I don't think the examples you list are particularly good - they're more down to perfectly good products being cancelled because the market went away (or because Apple was on the verge of bankruptcy).
The #1 practical criticism of the HomePod is the lack of any sort of aux input to make it usable outside the Apple ecosystem. That hasn't been fixed with the re-launch. I'm pretty sure that the first one failed because of bad timing: it was perfectly credible as a high-end wireless speaker and was very competitively priced vs. the likes of Qube, Bose, Sonos etc. at the time. Unfortunately, its launch coincided with a boom in super-cheap (because they were subsidised cash-registers for Googlezon) AI home assistants - which is what HomePod got compared with (although its strong point was sound quality, not AI).
XServe had 2-3 reasons to exist at launch - (1) it didn't require per-seat licensing for users, unlike Windows Server, Netware, commercial Unixes etc. which were the main server OSs at the time. (2) It supported Mac-friendly protocols like AFP file servers and standard SMTP/POP/IMAP email etc. whereas Netware and Windows then used proprietary protocols with often-patchy Mac clients. (3) Debatably, at the time, PPC was a better platform than Intel. It was certainly a distinction from x86 server hardware.
When XServe was dropped, Linux had taken a huge share of the server market, and you can't beat free, everybody was shifting to Web-based tech which would run on any old server on the one hand, while Macs had got a lot better at interacting with other platforms and AFP had been replaced by SMB (plus there was perfectly good AFP/TimeMachine support on Linux). PPC was a busted flush, and the Intel XServe was nothing to write home about hardware wise when cheap, commodity x86 kit could handle "serious" server jobs, while even cheaper NAS "appliances" could dp the basics in point-and-drool mode. Apple no longer had anything distinctive to offer. The much-mourned Airport/TimeCapsule products are similar: when launched they were about the only WiFi that "just worked" & supported AFP, TimeMachine etc. Now there are 101 perfectly good alternatives and the Mac is better at dealing with 3rd-party products anyway.
iSight was important at the time when plug-in webcams - let alone Mac-compatible ones - were less common & needed FireWire or (on PCs) a PCI card. A few years later and USB 2, plug-and-play, no-driver webcams were 2-a-penny (plus, there was the continuing trend for laptops which tyoically had built-in cams). Again, not worth Apple having a product.
QuickTake - one of the first digital cameras and initailly successful - no fundamental problem with the product until the likes of Canon and Nikon belatedly join the party, at which point punters are obviously going to go for the "household name" associated with quality photography. Even Apple weren't the brand then that they are now.
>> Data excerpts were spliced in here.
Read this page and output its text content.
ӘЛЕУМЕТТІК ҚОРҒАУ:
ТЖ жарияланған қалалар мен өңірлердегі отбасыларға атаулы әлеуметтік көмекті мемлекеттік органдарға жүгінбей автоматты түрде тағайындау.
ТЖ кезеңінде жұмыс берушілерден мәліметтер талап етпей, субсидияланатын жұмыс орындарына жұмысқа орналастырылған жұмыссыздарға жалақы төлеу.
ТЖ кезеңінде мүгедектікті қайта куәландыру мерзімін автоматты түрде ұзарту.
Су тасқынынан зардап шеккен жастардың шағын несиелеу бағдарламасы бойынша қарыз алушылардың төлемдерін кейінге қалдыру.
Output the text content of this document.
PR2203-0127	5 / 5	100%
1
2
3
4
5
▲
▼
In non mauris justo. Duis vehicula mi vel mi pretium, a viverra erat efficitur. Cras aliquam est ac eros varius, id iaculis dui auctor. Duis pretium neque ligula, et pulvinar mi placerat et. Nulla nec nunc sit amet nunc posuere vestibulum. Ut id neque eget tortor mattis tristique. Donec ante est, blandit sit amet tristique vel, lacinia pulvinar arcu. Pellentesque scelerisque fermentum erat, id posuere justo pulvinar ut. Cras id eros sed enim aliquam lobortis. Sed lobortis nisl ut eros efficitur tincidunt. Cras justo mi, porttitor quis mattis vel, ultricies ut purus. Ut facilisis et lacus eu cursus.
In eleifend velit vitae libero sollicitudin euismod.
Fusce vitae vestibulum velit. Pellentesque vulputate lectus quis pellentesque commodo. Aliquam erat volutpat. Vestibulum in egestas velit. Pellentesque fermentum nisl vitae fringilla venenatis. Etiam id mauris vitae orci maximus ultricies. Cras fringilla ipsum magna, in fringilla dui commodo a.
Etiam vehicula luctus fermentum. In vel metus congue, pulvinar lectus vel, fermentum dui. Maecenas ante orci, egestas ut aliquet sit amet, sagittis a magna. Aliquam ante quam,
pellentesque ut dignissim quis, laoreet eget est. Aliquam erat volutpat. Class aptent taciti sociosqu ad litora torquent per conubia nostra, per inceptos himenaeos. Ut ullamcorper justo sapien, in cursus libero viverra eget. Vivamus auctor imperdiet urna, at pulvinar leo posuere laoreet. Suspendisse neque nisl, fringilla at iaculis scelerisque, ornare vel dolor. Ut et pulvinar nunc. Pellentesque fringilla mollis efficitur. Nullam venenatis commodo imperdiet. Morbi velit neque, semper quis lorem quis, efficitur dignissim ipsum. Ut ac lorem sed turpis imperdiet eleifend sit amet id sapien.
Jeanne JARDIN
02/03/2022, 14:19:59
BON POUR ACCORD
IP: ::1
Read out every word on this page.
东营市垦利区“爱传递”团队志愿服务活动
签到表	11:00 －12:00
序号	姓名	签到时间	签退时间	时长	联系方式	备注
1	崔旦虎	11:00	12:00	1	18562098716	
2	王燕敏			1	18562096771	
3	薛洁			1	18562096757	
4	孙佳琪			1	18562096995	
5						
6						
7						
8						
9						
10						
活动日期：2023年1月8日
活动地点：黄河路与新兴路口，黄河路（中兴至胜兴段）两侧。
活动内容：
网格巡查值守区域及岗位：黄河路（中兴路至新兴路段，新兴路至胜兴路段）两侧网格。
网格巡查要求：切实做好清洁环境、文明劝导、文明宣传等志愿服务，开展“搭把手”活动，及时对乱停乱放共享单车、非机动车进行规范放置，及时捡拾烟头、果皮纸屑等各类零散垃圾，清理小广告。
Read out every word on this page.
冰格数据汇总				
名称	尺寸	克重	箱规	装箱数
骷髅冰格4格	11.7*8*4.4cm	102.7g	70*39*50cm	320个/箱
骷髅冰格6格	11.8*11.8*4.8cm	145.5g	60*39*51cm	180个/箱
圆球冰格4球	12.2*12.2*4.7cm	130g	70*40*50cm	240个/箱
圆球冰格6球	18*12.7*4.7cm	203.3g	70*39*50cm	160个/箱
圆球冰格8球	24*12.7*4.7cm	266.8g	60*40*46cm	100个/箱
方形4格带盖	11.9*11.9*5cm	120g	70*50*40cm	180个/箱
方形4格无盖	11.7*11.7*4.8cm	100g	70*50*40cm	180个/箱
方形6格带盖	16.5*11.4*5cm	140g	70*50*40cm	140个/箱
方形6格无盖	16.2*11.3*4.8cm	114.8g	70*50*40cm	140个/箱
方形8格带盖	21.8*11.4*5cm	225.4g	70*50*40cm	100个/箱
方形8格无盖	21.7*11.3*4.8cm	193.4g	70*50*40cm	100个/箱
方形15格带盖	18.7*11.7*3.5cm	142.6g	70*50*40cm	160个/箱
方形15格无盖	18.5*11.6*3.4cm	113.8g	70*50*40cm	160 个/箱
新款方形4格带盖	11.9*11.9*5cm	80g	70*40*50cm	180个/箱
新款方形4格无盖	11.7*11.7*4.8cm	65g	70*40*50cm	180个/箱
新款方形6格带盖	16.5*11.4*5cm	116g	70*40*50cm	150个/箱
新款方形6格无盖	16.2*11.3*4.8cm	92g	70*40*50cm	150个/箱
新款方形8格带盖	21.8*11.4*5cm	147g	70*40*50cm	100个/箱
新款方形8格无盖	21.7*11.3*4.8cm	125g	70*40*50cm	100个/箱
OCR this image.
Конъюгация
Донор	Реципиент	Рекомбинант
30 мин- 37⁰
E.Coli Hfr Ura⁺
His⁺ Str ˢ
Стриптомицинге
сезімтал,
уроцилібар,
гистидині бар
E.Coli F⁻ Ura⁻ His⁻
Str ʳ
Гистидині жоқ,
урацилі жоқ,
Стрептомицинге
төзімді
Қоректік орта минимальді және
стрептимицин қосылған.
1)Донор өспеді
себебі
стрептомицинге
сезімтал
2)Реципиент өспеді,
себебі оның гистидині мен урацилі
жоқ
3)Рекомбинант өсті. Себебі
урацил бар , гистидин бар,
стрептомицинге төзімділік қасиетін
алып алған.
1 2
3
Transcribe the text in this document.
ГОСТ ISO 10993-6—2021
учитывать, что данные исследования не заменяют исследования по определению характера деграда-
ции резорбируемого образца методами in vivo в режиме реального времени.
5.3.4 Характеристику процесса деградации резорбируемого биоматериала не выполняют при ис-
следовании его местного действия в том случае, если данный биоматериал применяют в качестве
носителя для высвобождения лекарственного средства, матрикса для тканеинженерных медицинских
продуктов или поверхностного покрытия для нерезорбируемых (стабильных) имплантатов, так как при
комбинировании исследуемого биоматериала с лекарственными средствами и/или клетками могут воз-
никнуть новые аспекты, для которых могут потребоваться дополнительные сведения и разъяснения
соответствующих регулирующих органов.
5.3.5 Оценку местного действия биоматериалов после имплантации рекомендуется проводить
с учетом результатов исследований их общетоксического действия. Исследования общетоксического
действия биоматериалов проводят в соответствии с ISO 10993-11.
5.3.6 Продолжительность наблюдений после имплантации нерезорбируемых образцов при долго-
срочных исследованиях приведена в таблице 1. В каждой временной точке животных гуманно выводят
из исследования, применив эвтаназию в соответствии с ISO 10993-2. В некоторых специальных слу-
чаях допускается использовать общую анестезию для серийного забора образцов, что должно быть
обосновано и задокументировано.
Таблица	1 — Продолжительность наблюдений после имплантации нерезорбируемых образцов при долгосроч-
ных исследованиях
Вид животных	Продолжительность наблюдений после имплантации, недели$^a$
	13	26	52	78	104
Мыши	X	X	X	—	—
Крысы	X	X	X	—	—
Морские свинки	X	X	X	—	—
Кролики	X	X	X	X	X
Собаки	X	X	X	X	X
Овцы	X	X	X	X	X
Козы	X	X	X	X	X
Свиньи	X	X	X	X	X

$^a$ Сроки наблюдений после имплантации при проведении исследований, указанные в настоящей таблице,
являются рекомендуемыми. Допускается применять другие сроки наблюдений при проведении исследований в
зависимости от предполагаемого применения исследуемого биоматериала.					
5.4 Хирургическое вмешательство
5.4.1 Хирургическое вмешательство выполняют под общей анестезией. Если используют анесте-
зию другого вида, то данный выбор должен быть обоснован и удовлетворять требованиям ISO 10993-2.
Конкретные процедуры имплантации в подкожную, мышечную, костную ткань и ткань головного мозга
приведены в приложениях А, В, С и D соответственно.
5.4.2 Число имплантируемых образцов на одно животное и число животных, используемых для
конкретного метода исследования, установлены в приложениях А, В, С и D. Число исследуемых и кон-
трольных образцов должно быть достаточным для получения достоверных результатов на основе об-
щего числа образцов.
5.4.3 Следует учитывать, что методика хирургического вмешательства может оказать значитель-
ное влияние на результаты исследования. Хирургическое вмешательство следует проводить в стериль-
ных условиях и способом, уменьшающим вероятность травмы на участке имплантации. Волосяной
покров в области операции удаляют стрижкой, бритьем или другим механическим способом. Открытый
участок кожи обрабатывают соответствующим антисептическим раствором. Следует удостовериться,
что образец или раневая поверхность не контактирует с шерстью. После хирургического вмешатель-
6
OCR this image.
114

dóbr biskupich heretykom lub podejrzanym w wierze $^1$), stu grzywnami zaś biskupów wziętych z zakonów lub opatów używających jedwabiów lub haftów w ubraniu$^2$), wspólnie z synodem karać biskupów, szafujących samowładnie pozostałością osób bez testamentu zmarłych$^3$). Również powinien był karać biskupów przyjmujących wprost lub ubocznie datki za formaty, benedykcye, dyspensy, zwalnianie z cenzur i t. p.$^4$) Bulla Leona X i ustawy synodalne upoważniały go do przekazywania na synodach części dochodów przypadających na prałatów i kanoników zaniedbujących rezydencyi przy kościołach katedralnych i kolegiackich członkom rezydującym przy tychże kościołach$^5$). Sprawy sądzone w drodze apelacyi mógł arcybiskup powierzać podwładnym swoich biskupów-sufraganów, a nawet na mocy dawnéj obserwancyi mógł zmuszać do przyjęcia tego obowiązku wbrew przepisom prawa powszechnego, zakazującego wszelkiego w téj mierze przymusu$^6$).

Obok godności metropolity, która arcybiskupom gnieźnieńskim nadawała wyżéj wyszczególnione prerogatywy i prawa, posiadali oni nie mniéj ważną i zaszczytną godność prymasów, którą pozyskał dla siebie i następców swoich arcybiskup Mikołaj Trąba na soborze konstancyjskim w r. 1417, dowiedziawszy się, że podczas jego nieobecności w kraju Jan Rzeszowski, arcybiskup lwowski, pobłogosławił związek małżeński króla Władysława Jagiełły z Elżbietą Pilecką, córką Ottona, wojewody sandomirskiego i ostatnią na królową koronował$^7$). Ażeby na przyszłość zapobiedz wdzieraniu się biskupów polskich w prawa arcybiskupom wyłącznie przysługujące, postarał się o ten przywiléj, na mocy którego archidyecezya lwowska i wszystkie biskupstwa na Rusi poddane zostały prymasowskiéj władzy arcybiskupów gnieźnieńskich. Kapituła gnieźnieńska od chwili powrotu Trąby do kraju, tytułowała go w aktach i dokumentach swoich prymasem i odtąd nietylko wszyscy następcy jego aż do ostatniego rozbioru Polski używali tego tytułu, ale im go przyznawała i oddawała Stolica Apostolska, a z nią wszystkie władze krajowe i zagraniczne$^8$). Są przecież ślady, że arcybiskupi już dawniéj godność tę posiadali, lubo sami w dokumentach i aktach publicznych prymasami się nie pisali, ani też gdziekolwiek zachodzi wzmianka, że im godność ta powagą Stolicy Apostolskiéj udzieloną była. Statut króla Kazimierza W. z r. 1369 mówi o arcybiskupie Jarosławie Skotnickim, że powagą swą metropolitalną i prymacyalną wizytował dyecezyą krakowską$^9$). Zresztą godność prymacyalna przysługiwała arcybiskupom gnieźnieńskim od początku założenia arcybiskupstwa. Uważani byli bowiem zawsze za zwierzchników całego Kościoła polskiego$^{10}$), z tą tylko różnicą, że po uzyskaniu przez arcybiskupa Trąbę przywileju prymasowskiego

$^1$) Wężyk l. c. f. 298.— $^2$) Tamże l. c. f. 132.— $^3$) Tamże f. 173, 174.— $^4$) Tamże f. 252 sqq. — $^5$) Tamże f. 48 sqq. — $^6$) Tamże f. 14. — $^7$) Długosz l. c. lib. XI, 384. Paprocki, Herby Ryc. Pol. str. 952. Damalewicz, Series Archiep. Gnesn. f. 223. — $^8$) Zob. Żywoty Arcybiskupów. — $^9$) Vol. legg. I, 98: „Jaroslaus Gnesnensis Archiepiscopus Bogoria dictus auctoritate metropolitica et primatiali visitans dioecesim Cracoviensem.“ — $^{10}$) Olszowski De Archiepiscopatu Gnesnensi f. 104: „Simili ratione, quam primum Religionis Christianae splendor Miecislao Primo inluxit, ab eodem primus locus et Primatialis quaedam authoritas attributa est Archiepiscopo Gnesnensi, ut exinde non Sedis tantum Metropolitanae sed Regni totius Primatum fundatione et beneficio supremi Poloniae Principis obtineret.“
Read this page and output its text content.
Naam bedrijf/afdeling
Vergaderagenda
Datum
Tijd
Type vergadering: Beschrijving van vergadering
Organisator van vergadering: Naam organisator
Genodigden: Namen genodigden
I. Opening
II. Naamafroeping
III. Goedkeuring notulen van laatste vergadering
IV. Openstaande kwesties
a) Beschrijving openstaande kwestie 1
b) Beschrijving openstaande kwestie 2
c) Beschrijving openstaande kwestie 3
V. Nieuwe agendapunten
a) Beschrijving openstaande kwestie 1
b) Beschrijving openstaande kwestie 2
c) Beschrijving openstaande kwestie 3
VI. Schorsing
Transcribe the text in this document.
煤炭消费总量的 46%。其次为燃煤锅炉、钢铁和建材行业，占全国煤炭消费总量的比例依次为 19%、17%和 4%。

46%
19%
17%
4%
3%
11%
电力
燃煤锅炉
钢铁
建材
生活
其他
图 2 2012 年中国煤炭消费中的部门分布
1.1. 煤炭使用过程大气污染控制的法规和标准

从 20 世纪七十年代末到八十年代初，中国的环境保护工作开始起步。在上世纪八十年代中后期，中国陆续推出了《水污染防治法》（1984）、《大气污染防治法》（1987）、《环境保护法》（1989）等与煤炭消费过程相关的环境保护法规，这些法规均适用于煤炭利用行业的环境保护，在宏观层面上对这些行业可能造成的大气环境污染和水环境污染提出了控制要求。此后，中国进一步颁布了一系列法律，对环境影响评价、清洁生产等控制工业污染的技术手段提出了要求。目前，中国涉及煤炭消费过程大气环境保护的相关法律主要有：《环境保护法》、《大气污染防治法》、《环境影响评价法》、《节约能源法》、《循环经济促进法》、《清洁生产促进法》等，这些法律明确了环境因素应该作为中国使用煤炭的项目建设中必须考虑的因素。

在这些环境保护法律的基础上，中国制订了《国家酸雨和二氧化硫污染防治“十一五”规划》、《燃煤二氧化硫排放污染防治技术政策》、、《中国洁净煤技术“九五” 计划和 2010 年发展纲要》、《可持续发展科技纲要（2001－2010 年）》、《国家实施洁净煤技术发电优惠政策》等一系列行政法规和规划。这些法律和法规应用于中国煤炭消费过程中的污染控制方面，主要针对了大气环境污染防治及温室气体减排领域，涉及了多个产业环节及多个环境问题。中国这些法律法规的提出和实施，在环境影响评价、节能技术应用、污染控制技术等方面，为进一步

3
Plus, who knows whether Jobs would have needed to axe Quicktake, Newton etc. if Apple's finances hadn't been circling the drain when he took over? Had they had the cash, the smart solution would ave been to license a brand name (e.g. Sony were making cameras with Zeiss-branded lenses, Panasonic had licensed the Leica brand). Anyway, Apple had the last laugh when the iPhone and other smartphones all but wiped out the consumer photography market!